To climb the skies we spurn our nature's clog,
And toil as Titans to elect a Mogg.
"And who was Mogg? O Muse! the man declare,
How excellent his worth, his parts how rare.
A younger son, he learnt in Oxford's halls
The spheral harmonies of billiard-balls,
Drank, hunted, drove, and hid from Virtue's frown
His venial follies in Decorum's gown.
Too wise to doubt on insufficient cause,
He signed old Cranmer's lore without a pause;
And knew that logic's cunning rules are taught
To guard our creed, and not invigorate thought,—
As those bronze steeds at Venice, kept for pride,
Adorn a Town where not one man can ride.
"From Isis sent with all her loud acclaims,
The Laws he studied on the banks of Thames.
Park, race and play, in his capacious plan,
Combined with Coke to form the finished man,
Until the wig's ambrosial influence shed
Its last full glories on the lawyer's head.
"But vain are mortal schemes. The eldest son
At Harrier Hall had scarce his stud begun,
When Death's pale courser took the Squire away
To lands where never dawns a hunting day:
And so, while Thomas vanished 'mid the fog,
Bright rose the morning-star of Peter Mogg." [25]

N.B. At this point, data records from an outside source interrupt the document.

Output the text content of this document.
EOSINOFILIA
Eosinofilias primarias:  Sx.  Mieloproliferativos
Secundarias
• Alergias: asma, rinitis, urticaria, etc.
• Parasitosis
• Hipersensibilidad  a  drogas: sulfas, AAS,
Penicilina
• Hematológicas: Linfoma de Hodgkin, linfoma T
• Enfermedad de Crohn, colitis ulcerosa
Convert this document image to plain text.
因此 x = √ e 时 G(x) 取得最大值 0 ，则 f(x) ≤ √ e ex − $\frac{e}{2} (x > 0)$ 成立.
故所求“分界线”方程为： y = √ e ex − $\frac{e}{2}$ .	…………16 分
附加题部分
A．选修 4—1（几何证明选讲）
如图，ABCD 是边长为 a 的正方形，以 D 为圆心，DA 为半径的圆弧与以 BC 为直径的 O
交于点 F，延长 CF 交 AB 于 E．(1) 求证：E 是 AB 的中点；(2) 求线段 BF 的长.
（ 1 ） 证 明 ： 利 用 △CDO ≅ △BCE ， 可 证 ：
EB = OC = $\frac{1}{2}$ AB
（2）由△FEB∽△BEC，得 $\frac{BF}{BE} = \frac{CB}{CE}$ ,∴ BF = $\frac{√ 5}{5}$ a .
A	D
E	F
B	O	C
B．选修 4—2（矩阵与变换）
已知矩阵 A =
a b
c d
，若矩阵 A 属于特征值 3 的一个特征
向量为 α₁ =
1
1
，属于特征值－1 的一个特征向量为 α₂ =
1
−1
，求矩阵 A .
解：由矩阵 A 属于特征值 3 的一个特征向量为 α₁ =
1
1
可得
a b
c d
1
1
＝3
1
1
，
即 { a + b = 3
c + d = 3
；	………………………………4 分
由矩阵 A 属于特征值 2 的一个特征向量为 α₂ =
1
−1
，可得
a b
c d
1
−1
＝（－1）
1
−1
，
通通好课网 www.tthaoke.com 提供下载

And this little picture, in a quite opposite way:—

"Now, in her chamber all alone, the maid
Her polished limbs and shoulders disarrayed;
One little taper gave the only light,
One little mirror caught so dear a sight;
'Mid hangings dusk and shadows wide she stood,
Like some pale Nymph in dark-leafed solitude
Of rocks and gloomy waters all alone,
Where sunshine scarcely breaks on stump or stone
To scare the dreamy vision. Thus did she,
A star in deepest night, intent but free,
Gleam through the eyeless darkness, heeding not
Her beauty's praise, but musing o'er her lot.
"Her garments one by one she laid aside,
And then her knotted hair's long locks untied
With careless hand, and down her cheeks they fell,
And o'er her maiden bosom's blue-veined swell.
The right-hand fingers played amidst her hair,
And with her reverie wandered here and there:
The other hand sustained the only dress
That now but half concealed her loveliness;
And pausing, aimlessly she stood and thought,
In virgin beauty by no fear distraught."

Manifold, and beautiful of their sort, are Anne's musings, in this interesting attitude, in the summer midnight, in the crisis of her destiny now near;—at last:—

"But Anne, at last her mute devotions o'er,
Perceived the feet she had forgot before
Of her too shocking nudity; and shame
Flushed from her heart o'er all the snowy frame:
And, struck from top to toe with burning dread,
She blew the light out, and escaped to bed." [26]

—which also is a very pretty movement.